Budget-first

For workloads where the cost line on your invoice matters more than getting the very best response. Aggressive caching, tight cost caps, no fancy injection.

What this pipeline is good at

Cuts the LLM bill by 50–80% on most workloads.
Provides a hard ceiling — your bill cannot exceed the daily cap.
(v1.1) Routes to the cheapest model that’s likely to handle each task.

The pipeline

Env var


PRXY_PIPE='exact-cache,semantic-cache,cost-guard'

When v1.1 ships, add router and prompt-optimizer:


PRXY_PIPE='exact-cache,semantic-cache,prompt-optimizer,cost-guard,router'

Why this order

Both caches first — never burn money on something you’ve answered.
cost-guard last (in pre) — gates anything that survives the caches.
(v1.1) prompt-optimizer before cost-guard — restructure for max provider cache discount, then check if the (now-cheaper) request fits the budget.
(v1.1) router last — picks the cheapest model when nothing else short-circuited.

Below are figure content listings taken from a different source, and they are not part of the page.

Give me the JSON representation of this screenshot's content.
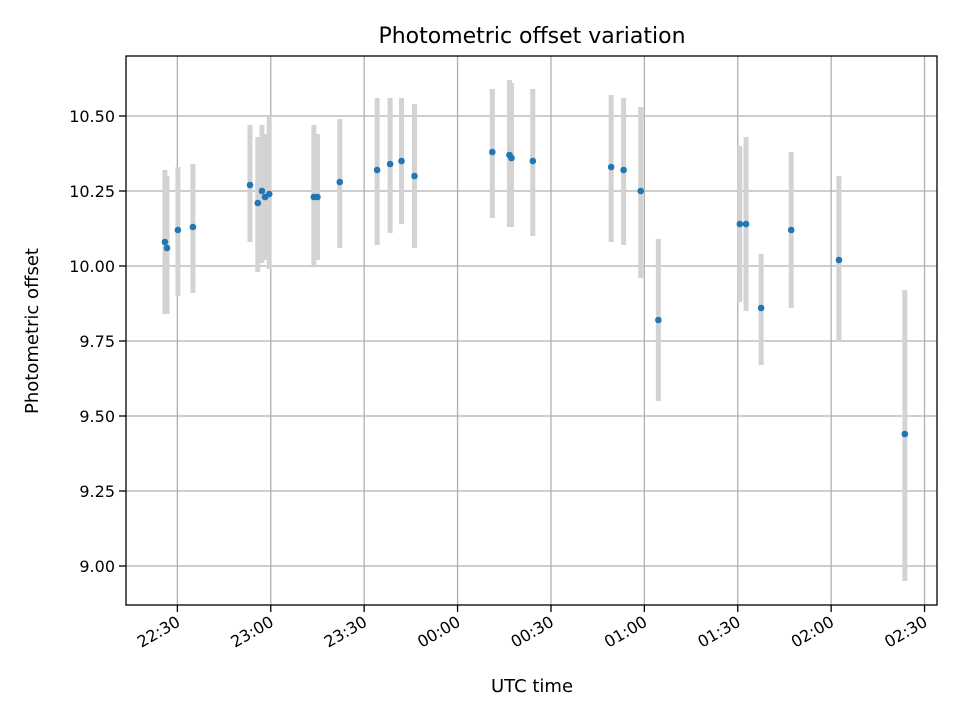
{
  "chart_data": {
    "type": "scatter",
    "title": "Photometric offset variation",
    "xlabel": "UTC time",
    "ylabel": "Photometric offset",
    "x_ticks": [
      "22:30",
      "23:00",
      "23:30",
      "00:00",
      "00:30",
      "01:00",
      "01:30",
      "02:00",
      "02:30"
    ],
    "y_ticks": [
      "9.00",
      "9.25",
      "9.50",
      "9.75",
      "10.00",
      "10.25",
      "10.50"
    ],
    "xlim": [
      "22:13:30",
      "02:34:00"
    ],
    "ylim": [
      8.87,
      10.7
    ],
    "grid": true,
    "colors": {
      "point": "#1f77b4",
      "errorbar": "#d3d3d3"
    },
    "points": [
      {
        "time": "22:26:00",
        "y": 10.08,
        "yerr_low": 9.84,
        "yerr_high": 10.32
      },
      {
        "time": "22:26:40",
        "y": 10.06,
        "yerr_low": 9.84,
        "yerr_high": 10.3
      },
      {
        "time": "22:30:10",
        "y": 10.12,
        "yerr_low": 9.9,
        "yerr_high": 10.33
      },
      {
        "time": "22:35:00",
        "y": 10.13,
        "yerr_low": 9.91,
        "yerr_high": 10.34
      },
      {
        "time": "22:53:20",
        "y": 10.27,
        "yerr_low": 10.08,
        "yerr_high": 10.47
      },
      {
        "time": "22:55:50",
        "y": 10.21,
        "yerr_low": 9.98,
        "yerr_high": 10.43
      },
      {
        "time": "22:57:10",
        "y": 10.25,
        "yerr_low": 10.01,
        "yerr_high": 10.47
      },
      {
        "time": "22:58:10",
        "y": 10.23,
        "yerr_low": 10.02,
        "yerr_high": 10.44
      },
      {
        "time": "22:59:30",
        "y": 10.24,
        "yerr_low": 9.99,
        "yerr_high": 10.5
      },
      {
        "time": "23:13:50",
        "y": 10.23,
        "yerr_low": 10.0,
        "yerr_high": 10.47
      },
      {
        "time": "23:15:00",
        "y": 10.23,
        "yerr_low": 10.02,
        "yerr_high": 10.44
      },
      {
        "time": "23:22:10",
        "y": 10.28,
        "yerr_low": 10.06,
        "yerr_high": 10.49
      },
      {
        "time": "23:34:10",
        "y": 10.32,
        "yerr_low": 10.07,
        "yerr_high": 10.56
      },
      {
        "time": "23:38:20",
        "y": 10.34,
        "yerr_low": 10.11,
        "yerr_high": 10.56
      },
      {
        "time": "23:42:00",
        "y": 10.35,
        "yerr_low": 10.14,
        "yerr_high": 10.56
      },
      {
        "time": "23:46:10",
        "y": 10.3,
        "yerr_low": 10.06,
        "yerr_high": 10.54
      },
      {
        "time": "00:11:10",
        "y": 10.38,
        "yerr_low": 10.16,
        "yerr_high": 10.59
      },
      {
        "time": "00:16:40",
        "y": 10.37,
        "yerr_low": 10.13,
        "yerr_high": 10.62
      },
      {
        "time": "00:17:20",
        "y": 10.36,
        "yerr_low": 10.13,
        "yerr_high": 10.61
      },
      {
        "time": "00:24:10",
        "y": 10.35,
        "yerr_low": 10.1,
        "yerr_high": 10.59
      },
      {
        "time": "00:49:20",
        "y": 10.33,
        "yerr_low": 10.08,
        "yerr_high": 10.57
      },
      {
        "time": "00:53:20",
        "y": 10.32,
        "yerr_low": 10.07,
        "yerr_high": 10.56
      },
      {
        "time": "00:58:50",
        "y": 10.25,
        "yerr_low": 9.96,
        "yerr_high": 10.53
      },
      {
        "time": "01:04:30",
        "y": 9.82,
        "yerr_low": 9.55,
        "yerr_high": 10.09
      },
      {
        "time": "01:30:40",
        "y": 10.14,
        "yerr_low": 9.88,
        "yerr_high": 10.4
      },
      {
        "time": "01:32:40",
        "y": 10.14,
        "yerr_low": 9.85,
        "yerr_high": 10.43
      },
      {
        "time": "01:37:30",
        "y": 9.86,
        "yerr_low": 9.67,
        "yerr_high": 10.04
      },
      {
        "time": "01:47:10",
        "y": 10.12,
        "yerr_low": 9.86,
        "yerr_high": 10.38
      },
      {
        "time": "02:02:30",
        "y": 10.02,
        "yerr_low": 9.75,
        "yerr_high": 10.3
      },
      {
        "time": "02:23:40",
        "y": 9.44,
        "yerr_low": 8.95,
        "yerr_high": 9.92
      }
    ]
  }
}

Trade-off: aggressive caching means occasional false positives

A semantic-cache similarity of 0.78 will return a cached response for paraphrases that aren’t quite identical. For workloads where “good enough” beats “perfect”, this is the right knob. For ones where it’s not (creative writing, real-time data), bump it to 0.92+ or remove semantic-cache entirely.

Cost math

10,000 requests/month, average $0.015 each:

Without prxy.monster	With this pipeline
$150/mo	$30–50/mo (after 60–80% cache hit rate)

Plus cap: bug in your code → max $25 lost, not $5,000.